Former Haas Department Store

Neustraße 2, 54290 Trier
Former Haas Department Store, 1
Former Haas Department Store, 2
Former Haas Department Store, 3
Former Haas Department Store, 4
Former Haas Department Store, 5

The history of the Haas department stores' began in 1869 when the Jewish merchant Hermann Haas opened a small haberdashery at Neustraße 97. At the age of 14, Haas had come to Trier from Ürzig on the Moselle, where he served an apprenticeship at the Josef Marx department stores'. In 1871 he married Berta Levy and they had two sons, Max and Albert. In 1886, the family suffered a blow of fate when the company founder died at the age of 40. The young widow continued the business with Albert, who was only 13 at the time. In 1898, a new building was erected at Fahrstraße 1-2. In 1926, the company expanded to include a branch at Brotstraße 38/39, taking over the Jewish department stores' S. Löwenstein & Co.
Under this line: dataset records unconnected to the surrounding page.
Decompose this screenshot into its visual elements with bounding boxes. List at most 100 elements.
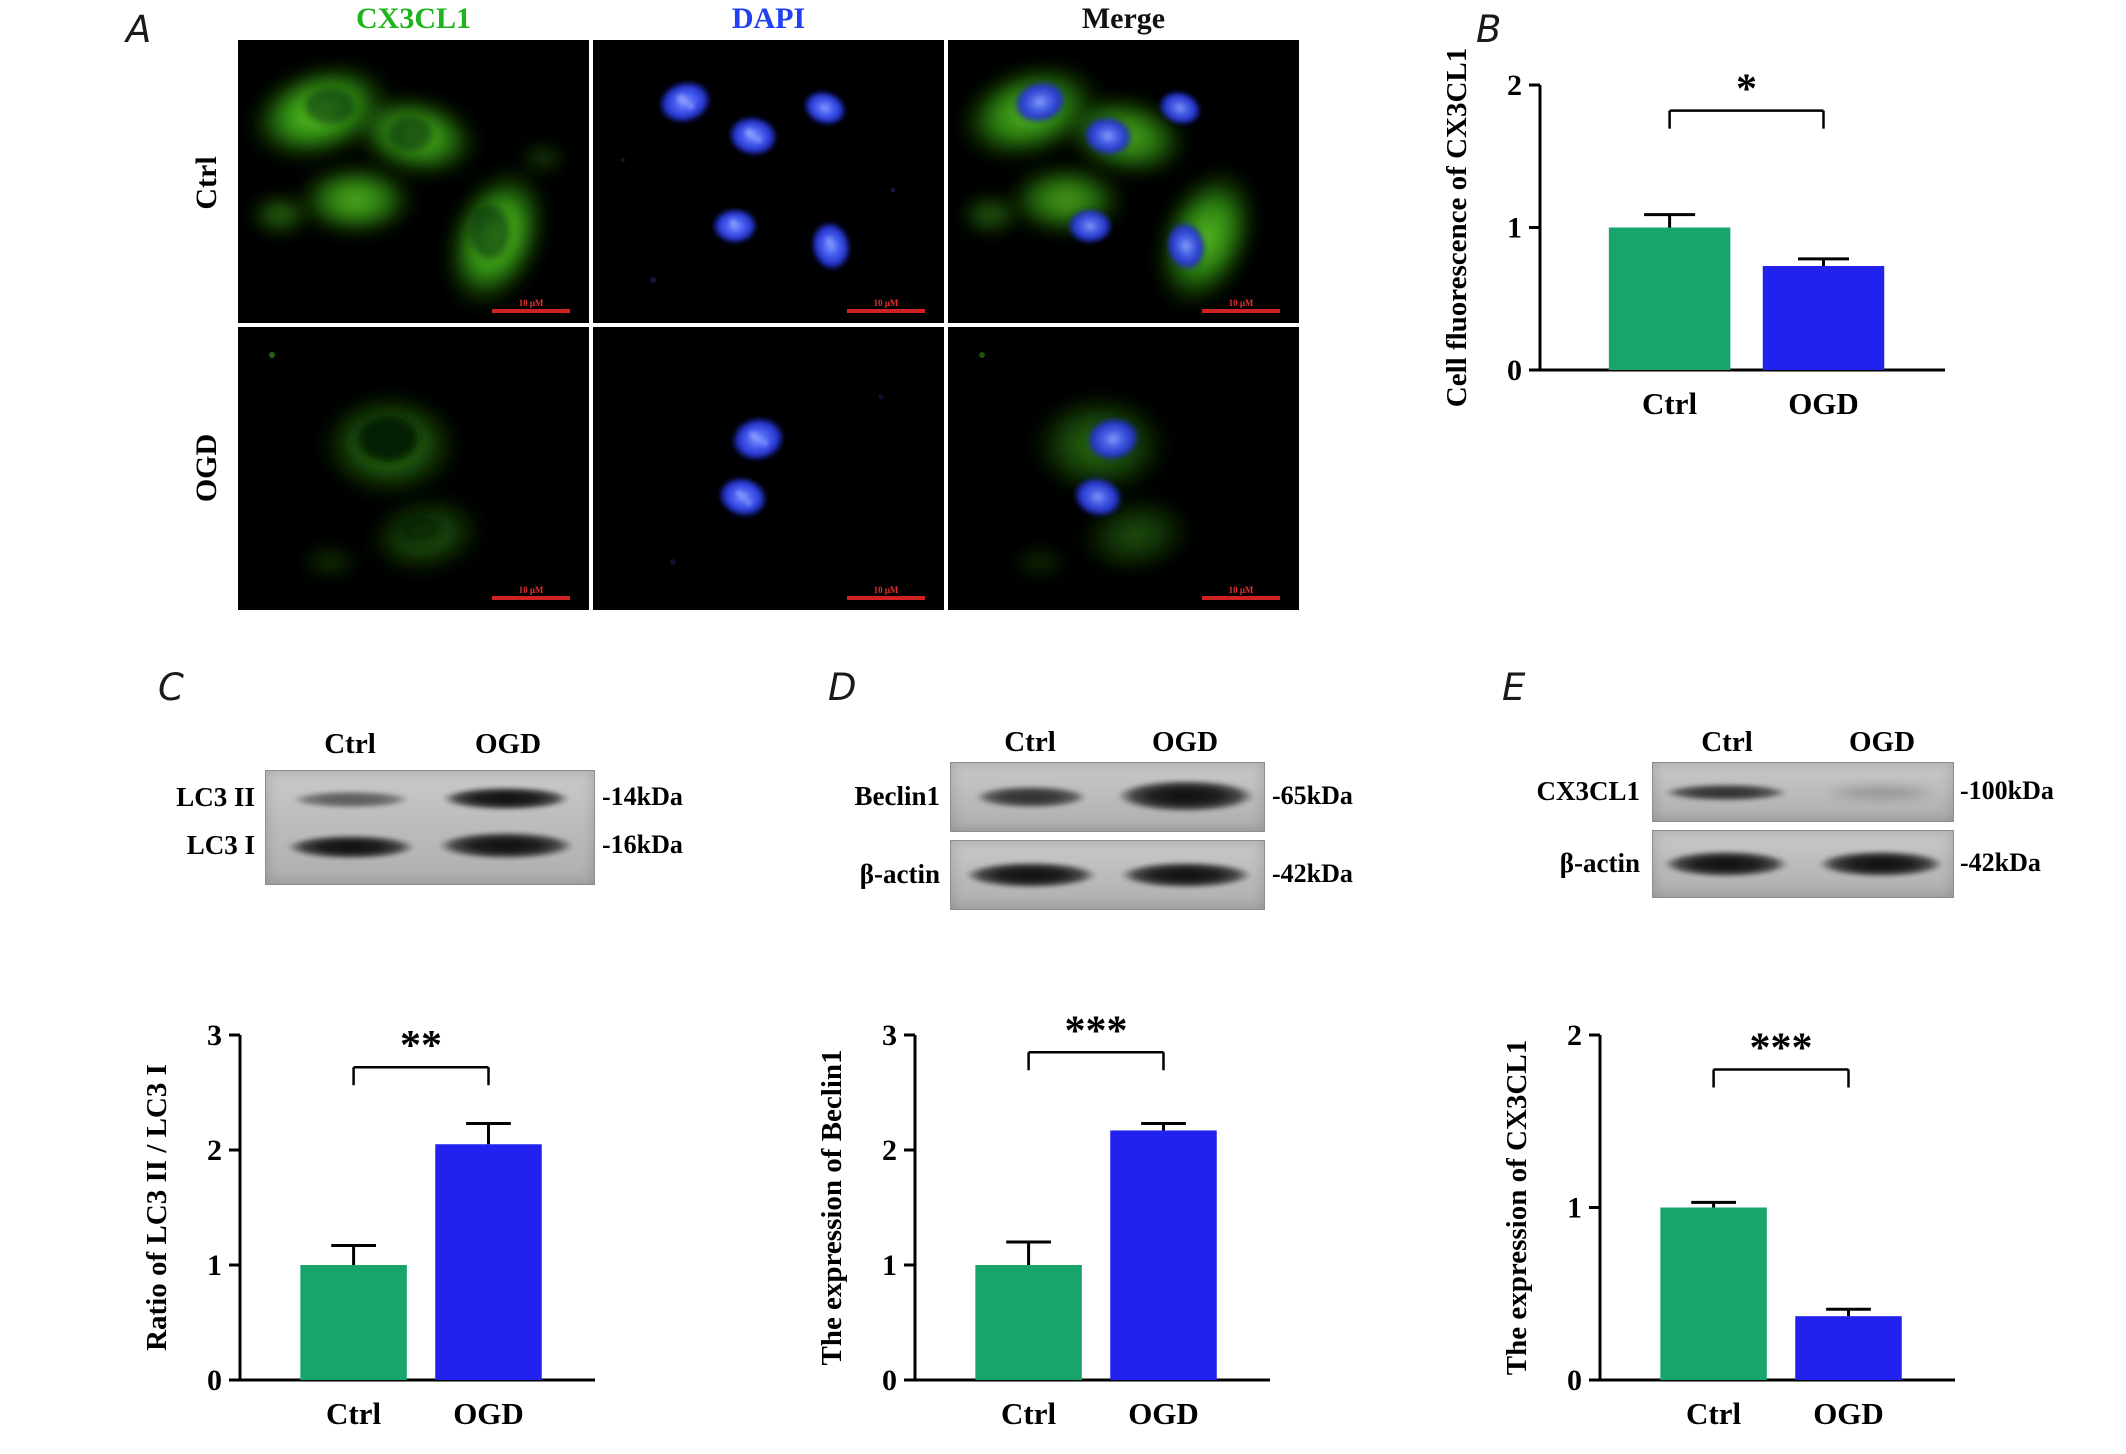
scale-bar-label: 10 μM bbox=[873, 585, 899, 595]
svg-text:OGD: OGD bbox=[453, 1396, 524, 1431]
svg-text:The expression of Beclin1: The expression of Beclin1 bbox=[816, 1049, 848, 1365]
scale-bar-line bbox=[492, 596, 570, 600]
scale-bar-label: 10 μM bbox=[1228, 585, 1254, 595]
svg-text:1: 1 bbox=[1507, 212, 1522, 245]
column-header-cx3cl1: CX3CL1 bbox=[355, 2, 471, 35]
scale-bar-line bbox=[847, 309, 925, 313]
blot-band bbox=[975, 786, 1087, 808]
svg-text:Ctrl: Ctrl bbox=[1686, 1396, 1741, 1431]
svg-text:0: 0 bbox=[1507, 354, 1522, 387]
blot-band bbox=[1826, 785, 1936, 800]
svg-text:*: * bbox=[1736, 67, 1757, 113]
scale-bar: 10 μM bbox=[489, 585, 573, 600]
svg-text:1: 1 bbox=[207, 1249, 222, 1282]
blot-protein-label-beta-actin: β-actin bbox=[859, 859, 940, 889]
blot-band bbox=[287, 835, 415, 859]
blot-band bbox=[292, 791, 410, 808]
blot-lane-header-ctrl: Ctrl bbox=[1004, 726, 1056, 758]
blot-lane-header-ctrl: Ctrl bbox=[324, 728, 376, 760]
blot-lane-header-ogd: OGD bbox=[1151, 726, 1219, 758]
svg-text:2: 2 bbox=[1567, 1019, 1582, 1052]
scale-bar-label: 10 μM bbox=[1228, 298, 1254, 308]
panel-e-label: E bbox=[1502, 666, 1526, 709]
blot-protein-label-beta-actin: β-actin bbox=[1559, 848, 1640, 878]
svg-text:OGD: OGD bbox=[1788, 386, 1859, 421]
svg-text:OGD: OGD bbox=[1813, 1396, 1884, 1431]
scale-bar-label: 10 μM bbox=[518, 585, 544, 595]
western-blot-cx3cl1 bbox=[1652, 762, 1954, 822]
panel-b-label: B bbox=[1476, 8, 1502, 51]
column-header-merge: Merge bbox=[1081, 2, 1166, 35]
blot-band bbox=[1117, 780, 1255, 812]
panel-c-label: C bbox=[158, 666, 184, 709]
svg-text:Ctrl: Ctrl bbox=[1642, 386, 1697, 421]
blot-size-label-100kda: -100kDa bbox=[1960, 776, 2054, 805]
svg-text:Ratio of LC3 II / LC3 I: Ratio of LC3 II / LC3 I bbox=[141, 1064, 173, 1351]
scale-bar-label: 10 μM bbox=[518, 298, 544, 308]
scale-bar-line bbox=[1202, 596, 1280, 600]
svg-text:OGD: OGD bbox=[1128, 1396, 1199, 1431]
blot-lane-header-ctrl: Ctrl bbox=[1701, 726, 1753, 758]
svg-text:0: 0 bbox=[207, 1364, 222, 1397]
scale-bar: 10 μM bbox=[1199, 298, 1283, 313]
svg-text:**: ** bbox=[400, 1023, 442, 1069]
svg-text:0: 0 bbox=[882, 1364, 897, 1397]
svg-text:Ctrl: Ctrl bbox=[1001, 1396, 1056, 1431]
western-blot-lc3 bbox=[265, 770, 595, 885]
blot-band bbox=[1663, 851, 1789, 877]
svg-text:2: 2 bbox=[207, 1134, 222, 1167]
blot-band bbox=[965, 862, 1097, 888]
western-blot-beta-actin bbox=[1652, 830, 1954, 898]
micrograph-ctrl-dapi: 10 μM bbox=[593, 40, 944, 323]
blot-band bbox=[442, 787, 570, 810]
blot-size-label-16kda: -16kDa bbox=[602, 830, 683, 859]
western-blot-beta-actin bbox=[950, 840, 1265, 910]
svg-text:The expression of CX3CL1: The expression of CX3CL1 bbox=[1501, 1040, 1533, 1375]
scale-bar-line bbox=[1202, 309, 1280, 313]
chart-cell-fluorescence-cx3cl1: 0 1 2 Ctrl OGD * Cell fluorescence of CX3CL1 bbox=[1440, 40, 2000, 440]
blot-size-label-65kda: -65kDa bbox=[1272, 781, 1353, 810]
western-blot-beclin1 bbox=[950, 762, 1265, 832]
micrograph-ogd-dapi: 10 μM bbox=[593, 327, 944, 610]
chart-lc3-ratio: 0 1 2 3 Ctrl OGD ** Ratio of LC3 II / LC3 I bbox=[140, 990, 650, 1450]
blot-lane-header-ogd: OGD bbox=[1848, 726, 1916, 758]
scale-bar-line bbox=[847, 596, 925, 600]
chart-beclin1-expression: 0 1 2 3 Ctrl OGD *** The expression of Beclin1 bbox=[815, 990, 1325, 1450]
svg-text:Cell fluorescence of CX3CL1: Cell fluorescence of CX3CL1 bbox=[1441, 48, 1473, 407]
scale-bar-label: 10 μM bbox=[873, 298, 899, 308]
blot-band bbox=[1664, 784, 1788, 801]
svg-text:3: 3 bbox=[882, 1019, 897, 1052]
svg-text:1: 1 bbox=[1567, 1192, 1582, 1225]
chart-cx3cl1-expression: 0 1 2 Ctrl OGD *** The expression of CX3CL1 bbox=[1500, 990, 2010, 1450]
blot-size-label-14kda: -14kDa bbox=[602, 782, 683, 811]
svg-text:1: 1 bbox=[882, 1249, 897, 1282]
blot-protein-label-beclin1: Beclin1 bbox=[854, 781, 941, 811]
scale-bar: 10 μM bbox=[844, 585, 928, 600]
micrograph-ctrl-cx3cl1: 10 μM bbox=[238, 40, 589, 323]
micrograph-ctrl-merge: 10 μM bbox=[948, 40, 1299, 323]
blot-size-label-42kda: -42kDa bbox=[1272, 859, 1353, 888]
svg-text:Ctrl: Ctrl bbox=[326, 1396, 381, 1431]
blot-protein-label-cx3cl1: CX3CL1 bbox=[1536, 776, 1640, 806]
svg-text:2: 2 bbox=[1507, 69, 1522, 102]
micrograph-ogd-merge: 10 μM bbox=[948, 327, 1299, 610]
svg-text:3: 3 bbox=[207, 1019, 222, 1052]
svg-text:***: *** bbox=[1750, 1026, 1813, 1072]
scale-bar-line bbox=[492, 309, 570, 313]
row-label-ogd: OGD bbox=[190, 433, 223, 503]
scale-bar: 10 μM bbox=[844, 298, 928, 313]
blot-size-label-42kda: -42kDa bbox=[1960, 848, 2041, 877]
micrograph-grid: 10 μM bbox=[238, 40, 1299, 610]
row-label-ctrl: Ctrl bbox=[190, 156, 223, 210]
scale-bar: 10 μM bbox=[489, 298, 573, 313]
blot-band bbox=[1120, 862, 1252, 888]
column-header-dapi: DAPI bbox=[731, 2, 806, 35]
svg-text:2: 2 bbox=[882, 1134, 897, 1167]
blot-protein-label-lc3ii: LC3 II bbox=[176, 782, 255, 812]
blot-band bbox=[1818, 851, 1944, 877]
svg-text:0: 0 bbox=[1567, 1364, 1582, 1397]
scale-bar: 10 μM bbox=[1199, 585, 1283, 600]
svg-text:***: *** bbox=[1065, 1008, 1128, 1054]
blot-lane-header-ogd: OGD bbox=[474, 728, 542, 760]
panel-d-label: D bbox=[828, 666, 857, 709]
But the business was still successful.

However, the success of the house called the envious onto the scene, and boycott measures were taken against Jewish business houses in Trier at an early stage, including the Haas department stores'. On 13 May 1933, the two brothers were placed in so-called "protective custody". They were taken to the prison in Windstraße. Jeanne Haas, Max's wife, put an end to her life only a few days later because she could no longer withstand the psychological pressure. The two brothers were released from prison, but Albert died a few months later at only 59. Max and his children, Walter and Ilse, emigrated to Argentina, and Albert's children, Lisbeth and Fritz, went to Palestine. The business houses were "Aryanised" in 1935/36, which means: the Jewish property passed into the hands of so-called "Aryan" owners through boycott and coercive measures. It was Günther Moritz and Alfred Senger who took over the house at Brotstraße 38/39. It existed under the name "Moritz and Senger" until 1995. The business house in Fahrstraße was "Aryanised" by Franz Duhr and renamed "Insel". Duhr was a wine wholesaler and president of the IHK.

After 1945, the descendants successfully obtained restitution proceedings. A chance meeting of Sonia Edna Haas, Fritz's daughter from Israel, and the American filmmaker Juan Mandelbaum, from the Argentinian branch of the Haas family, in 2017 at the Jewish Museum in Berlin, where Edna had handed over her father's documents for the archive, helped to ensure that the history of the Jewish Haas department stores' will not be forgotten.